王冠のモチーフとシンプルなプレートがついたとても可愛くて華奢なもの。
ついさっき、もらったばかりのもの。敦賀さんがくれた…もの。
今日は確かにホワイトデーだったけれど、
私は誰かからお返しがもらえるなんてこれっぽっちも思っていなかった。
バレンタインだって、日頃お世話になってる人に、と思って渡しただけなのに。
恋愛的な意味なんてまったく持たせてなかったのに。
ただ、社さんから敦賀さんのお誕生日を教えてもらってたから、
どうせなら、お誕生日もお祝いさせてもらおうと思って、それで…。
敦賀さんには本当にいつも助けてもらってて、こんな時くらいしかお礼もできなくて…
それなのにこんな物をくれるなんて。
またひとつ、借りを作ってしまったみたい。
それに、男の人にこんなアクセサリーをもらうのは初めてで、改めて胸のあたりがくすぐったい。
そんな意味じゃ、ないはずなのにね。
びっくりしている私にそっと近づいて、慣れた手つきで首に掛けてくれた。
あの時のこと、ついさっきのことだけど、思い出すとなんだかドキドキしてしまう。
すぐ近くにある敦賀さんの身体と、首の後ろに触れられた感触。
もらい物だから、と言って、こともなげに私にくれたけれど、
アクセサリーをプレゼントするような相手が、私で…良かったのかな。
敦賀さん、好きな人いるはずなのに…良いのかな。
あの人は優しいから、きっと気を使わせちゃったのかもしれない。
お誕生日を祝ってくれたから、とも言ってたけど
本当に、おめでとうございます、ってくらいで、大したこと、してないのにな。
誕生日に、誰かに「おめでとう」って言ってもらえるのってすごく嬉しいから、私もそうしただけで…。
自分が生きてることを喜んでもらえてる気がするから。
もらい物、だなんて、本当は高そうですよ?敦賀さん。
多分嘘はついてないと思うけど、じゃあ、敦賀さんにくれた人って誰なんだろう。
どうして、敦賀さんがつけられないレディース物をあげたんだろう?
改めて、胸元で揺れる王冠にそっと指で触れてみた。
いろいろ考えちゃうのは、もうやめよう。
すごく可愛い。

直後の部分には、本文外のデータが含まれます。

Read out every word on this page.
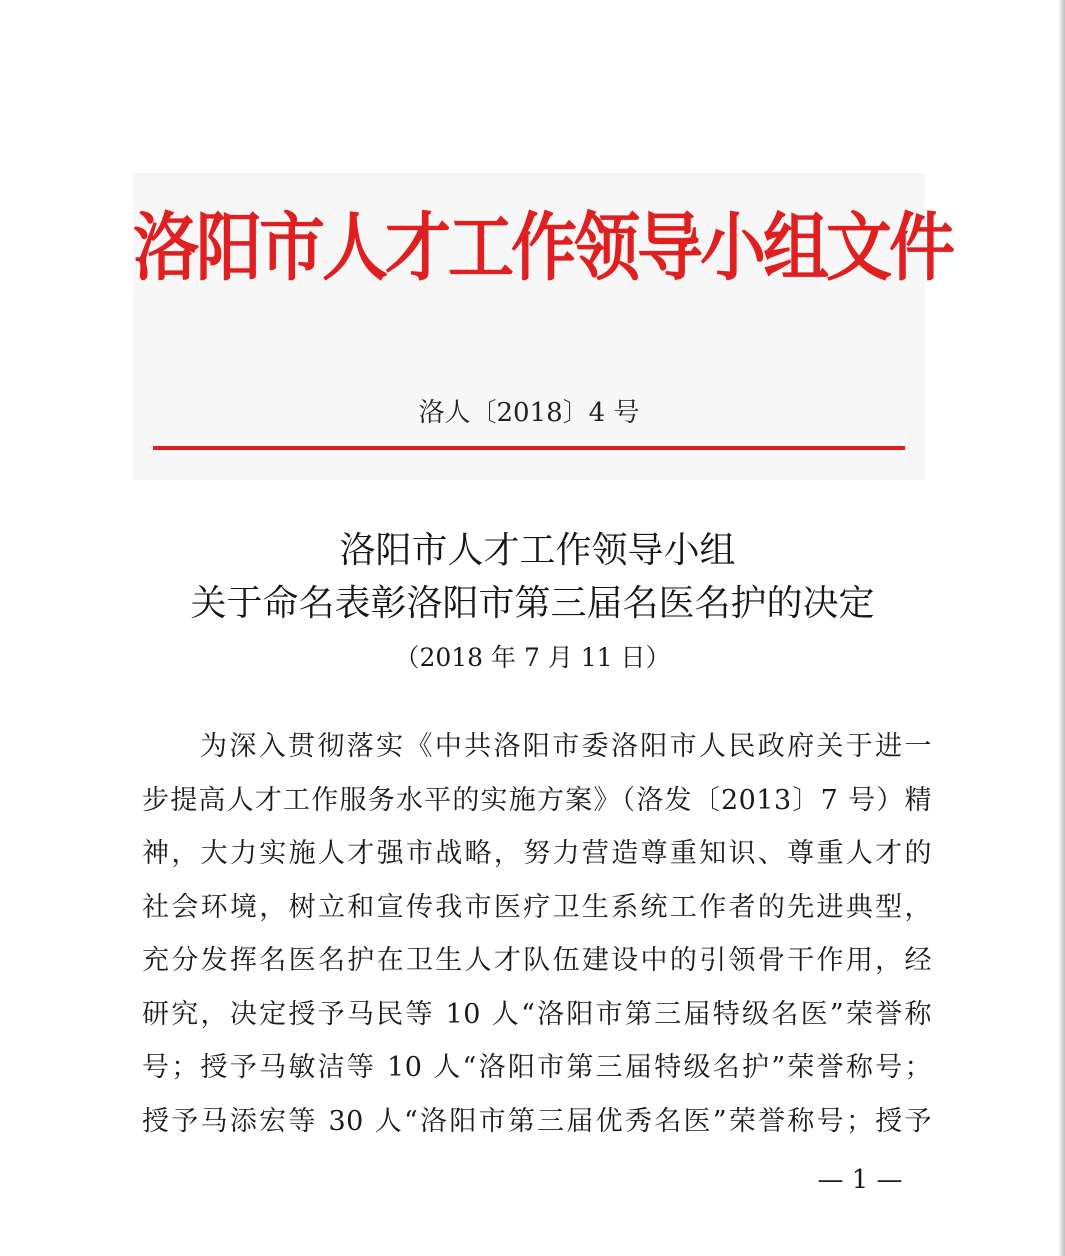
洛阳市人才工作领导小组文件
洛人〔2018〕4 号
洛阳市人才工作领导小组
关于命名表彰洛阳市第三届名医名护的决定
（2018 年 7 月 11 日）
为深入贯彻落实《中共洛阳市委洛阳市人民政府关于进一
步提高人才工作服务水平的实施方案》（洛发〔2013〕7 号）精
神，大力实施人才强市战略，努力营造尊重知识、尊重人才的
社会环境，树立和宣传我市医疗卫生系统工作者的先进典型，
充分发挥名医名护在卫生人才队伍建设中的引领骨干作用，经
研究，决定授予马民等 10 人“洛阳市第三届特级名医”荣誉称
号；授予马敏洁等 10 人“洛阳市第三届特级名护”荣誉称号；
授予马添宏等 30 人“洛阳市第三届优秀名医”荣誉称号；授予
— 1 —
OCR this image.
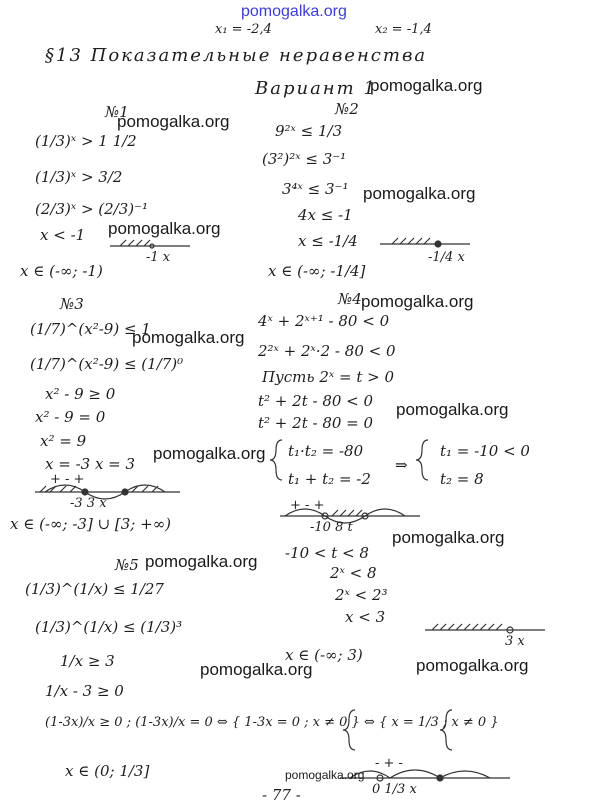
pomogalka.org
x₁ = -2,4	x₂ = -1,4
§13 Показательные неравенства
Вариант 1
pomogalka.org
№1
pomogalka.org
(1/3)ˣ > 1 1/2
(1/3)ˣ > 3/2
(2/3)ˣ > (2/3)⁻¹
x < -1 pomogalka.org
-1 x
x ∈ (-∞; -1)
№2
9²ˣ ≤ 1/3
(3²)²ˣ ≤ 3⁻¹
3⁴ˣ ≤ 3⁻¹ pomogalka.org
4x ≤ -1
x ≤ -1/4
-1/4 x
x ∈ (-∞; -1/4]
№3
(1/7)^(x²-9) ≤ 1
pomogalka.org
(1/7)^(x²-9) ≤ (1/7)⁰
x² - 9 ≥ 0
x² - 9 = 0
x² = 9
pomogalka.org
x = -3 x = 3
+ - +
-3 3 x
x ∈ (-∞; -3] ∪ [3; +∞)
№4 pomogalka.org
4ˣ + 2ˣ⁺¹ - 80 < 0
2²ˣ + 2ˣ·2 - 80 < 0
Пусть 2ˣ = t > 0
t² + 2t - 80 < 0 pomogalka.org
t² + 2t - 80 = 0
t₁·t₂ = -80
t₁ + t₂ = -2
⇒
t₁ = -10 < 0
t₂ = 8
+ - +
-10 8 t
pomogalka.org
-10 < t < 8
2ˣ < 8
2ˣ < 2³
x < 3
3 x
x ∈ (-∞; 3)
pomogalka.org
№5 pomogalka.org
(1/3)^(1/x) ≤ 1/27
(1/3)^(1/x) ≤ (1/3)³
1/x ≥ 3	pomogalka.org
1/x - 3 ≥ 0
(1-3x)/x ≥ 0 ; (1-3x)/x = 0 ⇔ { 1-3x = 0 ; x ≠ 0 } ⇔ { x = 1/3 ; x ≠ 0 }
- + -
0 1/3 x
x ∈ (0; 1/3]	pomogalka.org
- 77 -
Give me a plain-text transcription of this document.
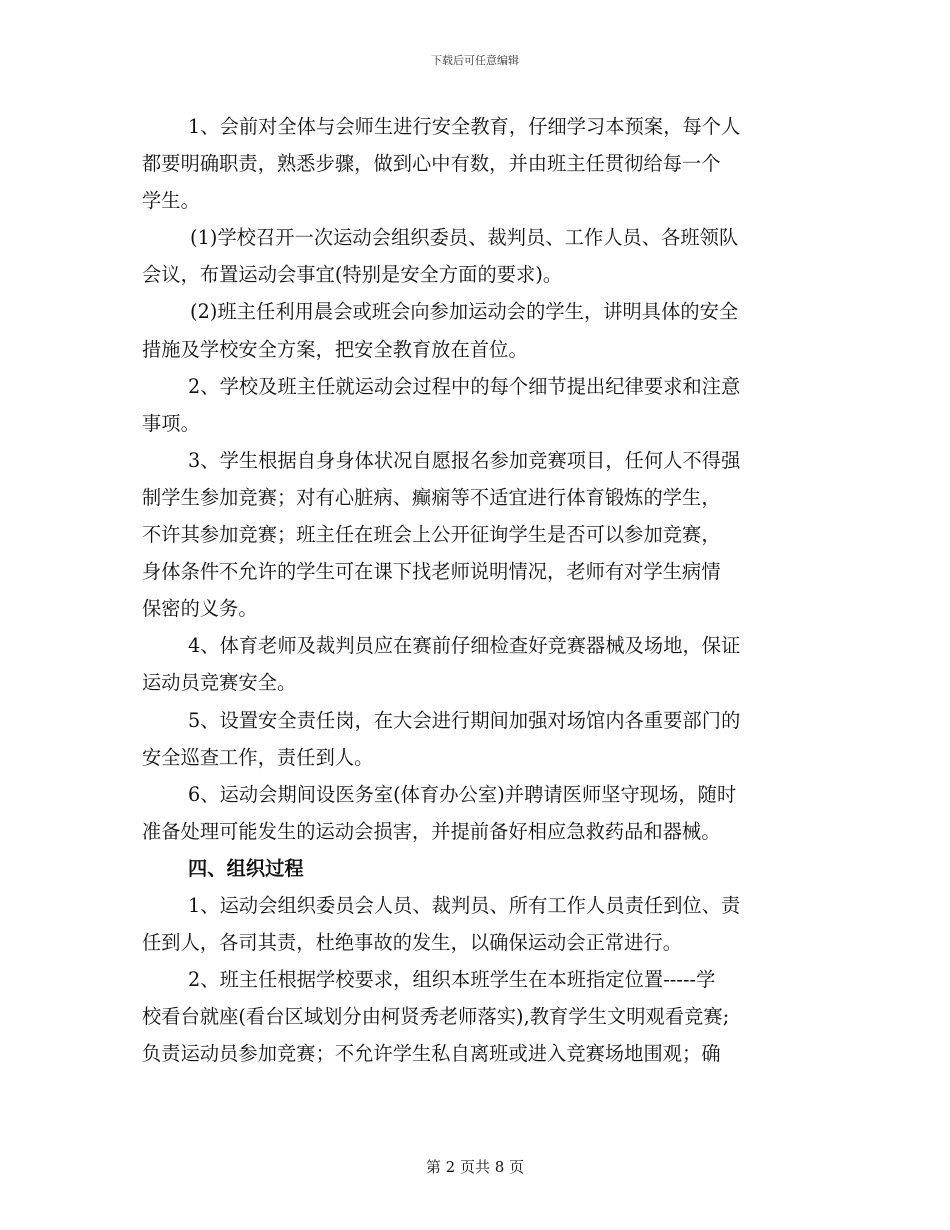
下载后可任意编辑
1、会前对全体与会师生进行安全教育，仔细学习本预案，每个人
都要明确职责，熟悉步骤，做到心中有数，并由班主任贯彻给每一个
学生。
(1)学校召开一次运动会组织委员、裁判员、工作人员、各班领队
会议，布置运动会事宜(特别是安全方面的要求)。
(2)班主任利用晨会或班会向参加运动会的学生，讲明具体的安全
措施及学校安全方案，把安全教育放在首位。
2、学校及班主任就运动会过程中的每个细节提出纪律要求和注意
事项。
3、学生根据自身身体状况自愿报名参加竞赛项目，任何人不得强
制学生参加竞赛；对有心脏病、癫痫等不适宜进行体育锻炼的学生，
不许其参加竞赛；班主任在班会上公开征询学生是否可以参加竞赛，
身体条件不允许的学生可在课下找老师说明情况，老师有对学生病情
保密的义务。
4、体育老师及裁判员应在赛前仔细检查好竞赛器械及场地，保证
运动员竞赛安全。
5、设置安全责任岗，在大会进行期间加强对场馆内各重要部门的
安全巡查工作，责任到人。
6、运动会期间设医务室(体育办公室)并聘请医师坚守现场，随时
准备处理可能发生的运动会损害，并提前备好相应急救药品和器械。
四、组织过程
1、运动会组织委员会人员、裁判员、所有工作人员责任到位、责
任到人，各司其责，杜绝事故的发生，以确保运动会正常进行。
2、班主任根据学校要求，组织本班学生在本班指定位置-----学
校看台就座(看台区域划分由柯贤秀老师落实),教育学生文明观看竞赛;
负责运动员参加竞赛；不允许学生私自离班或进入竞赛场地围观；确
第 2 页共 8 页
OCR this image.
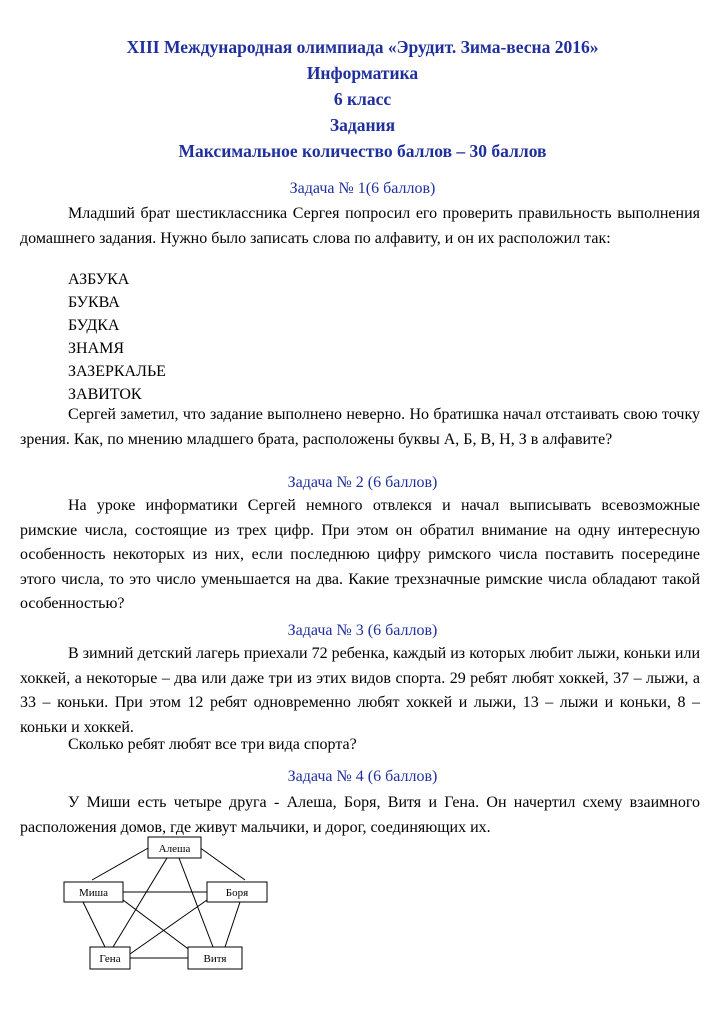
XIII Международная олимпиада «Эрудит. Зима-весна 2016»
Информатика
6 класс
Задания
Максимальное количество баллов – 30 баллов
Задача № 1(6 баллов)
Младший брат шестиклассника Сергея попросил его проверить правильность выполнения домашнего задания. Нужно было записать слова по алфавиту, и он их расположил так:
АЗБУКА
БУКВА
БУДКА
ЗНАМЯ
ЗАЗЕРКАЛЬЕ
ЗАВИТОК
Сергей заметил, что задание выполнено неверно. Но братишка начал отстаивать свою точку зрения. Как, по мнению младшего брата, расположены буквы А, Б, В, Н, З в алфавите?
Задача № 2 (6 баллов)
На уроке информатики Сергей немного отвлекся и начал выписывать всевозможные римские числа, состоящие из трех цифр. При этом он обратил внимание на одну интересную особенность некоторых из них, если последнюю цифру римского числа поставить посередине этого числа, то это число уменьшается на два. Какие трехзначные римские числа обладают такой особенностью?
Задача № 3 (6 баллов)
В зимний детский лагерь приехали 72 ребенка, каждый из которых любит лыжи, коньки или хоккей, а некоторые – два или даже три из этих видов спорта. 29 ребят любят хоккей, 37 – лыжи, а 33 – коньки. При этом 12 ребят одновременно любят хоккей и лыжи, 13 – лыжи и коньки, 8 – коньки и хоккей.
Сколько ребят любят все три вида спорта?
Задача № 4 (6 баллов)
У Миши есть четыре друга - Алеша, Боря, Витя и Гена. Он начертил схему взаимного расположения домов, где живут мальчики, и дорог, соединяющих их.
Алеша
Миша	Боря
Гена	Витя
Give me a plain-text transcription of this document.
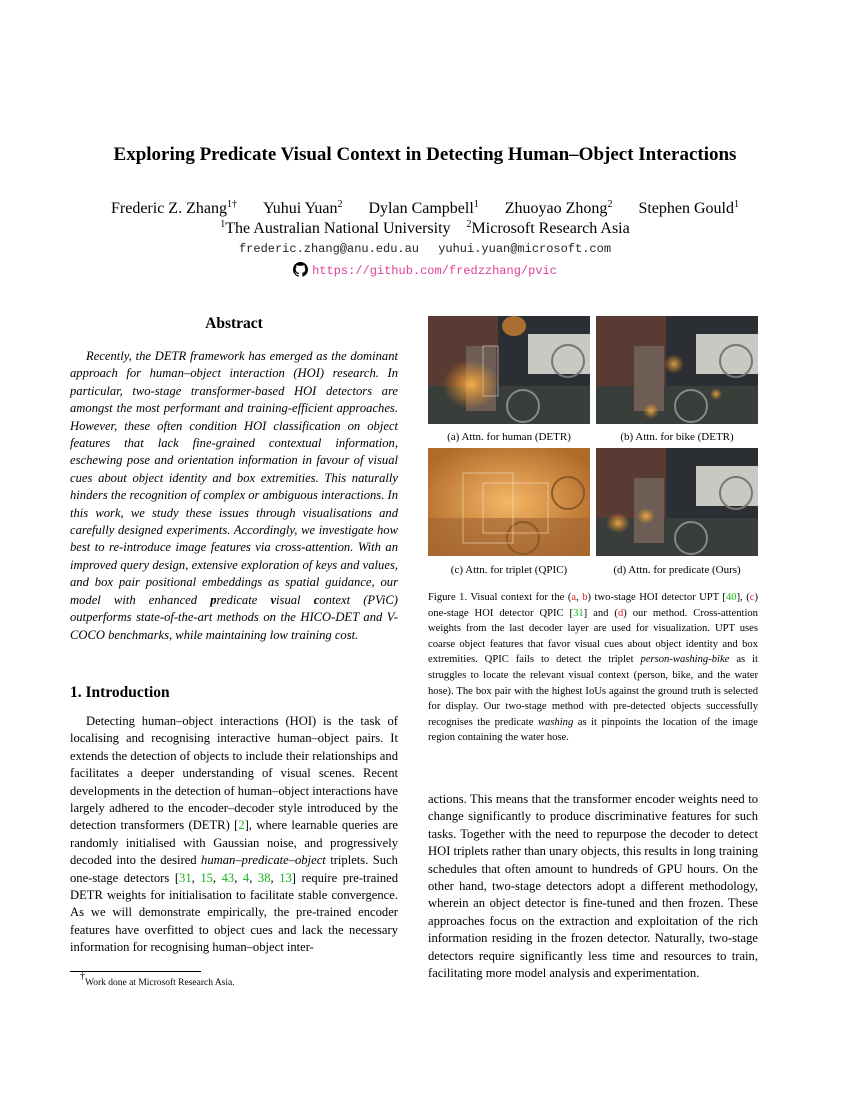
Exploring Predicate Visual Context in Detecting Human–Object Interactions
Frederic Z. Zhang$^{1\dagger}$ Yuhui Yuan$^2$ Dylan Campbell$^1$ Zhuoyao Zhong$^2$ Stephen Gould$^1$
$^1$The Australian National University $^2$Microsoft Research Asia
frederic.zhang@anu.edu.au yuhui.yuan@microsoft.com
https://github.com/fredzzhang/pvic
Abstract
Recently, the DETR framework has emerged as the dominant approach for human–object interaction (HOI) research. In particular, two-stage transformer-based HOI detectors are amongst the most performant and training-efficient approaches. However, these often condition HOI classification on object features that lack fine-grained contextual information, eschewing pose and orientation information in favour of visual cues about object identity and box extremities. This naturally hinders the recognition of complex or ambiguous interactions. In this work, we study these issues through visualisations and carefully designed experiments. Accordingly, we investigate how best to re-introduce image features via cross-attention. With an improved query design, extensive exploration of keys and values, and box pair positional embeddings as spatial guidance, our model with enhanced predicate visual context (PViC) outperforms state-of-the-art methods on the HICO-DET and V-COCO benchmarks, while maintaining low training cost.
1. Introduction
Detecting human–object interactions (HOI) is the task of localising and recognising interactive human–object pairs. It extends the detection of objects to include their relationships and facilitates a deeper understanding of visual scenes. Recent developments in the detection of human–object interactions have largely adhered to the encoder–decoder style introduced by the detection transformers (DETR) [2], where learnable queries are randomly initialised with Gaussian noise, and progressively decoded into the desired human–predicate–object triplets. Such one-stage detectors [31, 15, 43, 4, 38, 13] require pre-trained DETR weights for initialisation to facilitate stable convergence. As we will demonstrate empirically, the pre-trained encoder features have overfitted to object cues and lack the necessary information for recognising human–object inter-
†Work done at Microsoft Research Asia.
(a) Attn. for human (DETR)	(b) Attn. for bike (DETR)
(c) Attn. for triplet (QPIC)	(d) Attn. for predicate (Ours)
Figure 1. Visual context for the (a, b) two-stage HOI detector UPT [40], (c) one-stage HOI detector QPIC [31] and (d) our method. Cross-attention weights from the last decoder layer are used for visualization. UPT uses coarse object features that favor visual cues about object identity and box extremities. QPIC fails to detect the triplet person-washing-bike as it struggles to locate the relevant visual context (person, bike, and the water hose). The box pair with the highest IoUs against the ground truth is selected for display. Our two-stage method with pre-detected objects successfully recognises the predicate washing as it pinpoints the location of the image region containing the water hose.
actions. This means that the transformer encoder weights need to change significantly to produce discriminative features for such tasks. Together with the need to repurpose the decoder to detect HOI triplets rather than unary objects, this results in long training schedules that often amount to hundreds of GPU hours. On the other hand, two-stage detectors adopt a different methodology, wherein an object detector is fine-tuned and then frozen. These approaches focus on the extraction and exploitation of the rich information residing in the frozen detector. Naturally, two-stage detectors require significantly less time and resources to train, facilitating more model analysis and experimentation.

敦賀さんが私に、ってくれた。
これはもらい物で、敦賀さんが持ってても仕方のないもの。
そして、ホワイトデーのお返し。
それで…いいじゃない。敦賀さんだって、きっとそれ以上の意味なんて持たせてないはず。
私だって…敦賀さんは尊敬できる事務所の先輩で、それ以外の何者でも…ないんだから。
お仕事中につけてたら、ダメかな、やっぱり。「坊」なら見えないし、いいのかな。
せっかく敦賀さんがつけてくれたんだから、もうちょっとだけつけていよう。
それから、つけたり外したりしているうちに失くさないように…どうしたらいいかな。
…あ!
そうだ、コーン。
コーンと一緒に入れておこう。
くれた人は違うけれど、どっちも私にって言って、受け取った大切なものだから。
ありがとう、敦賀さん。大切に…しますね。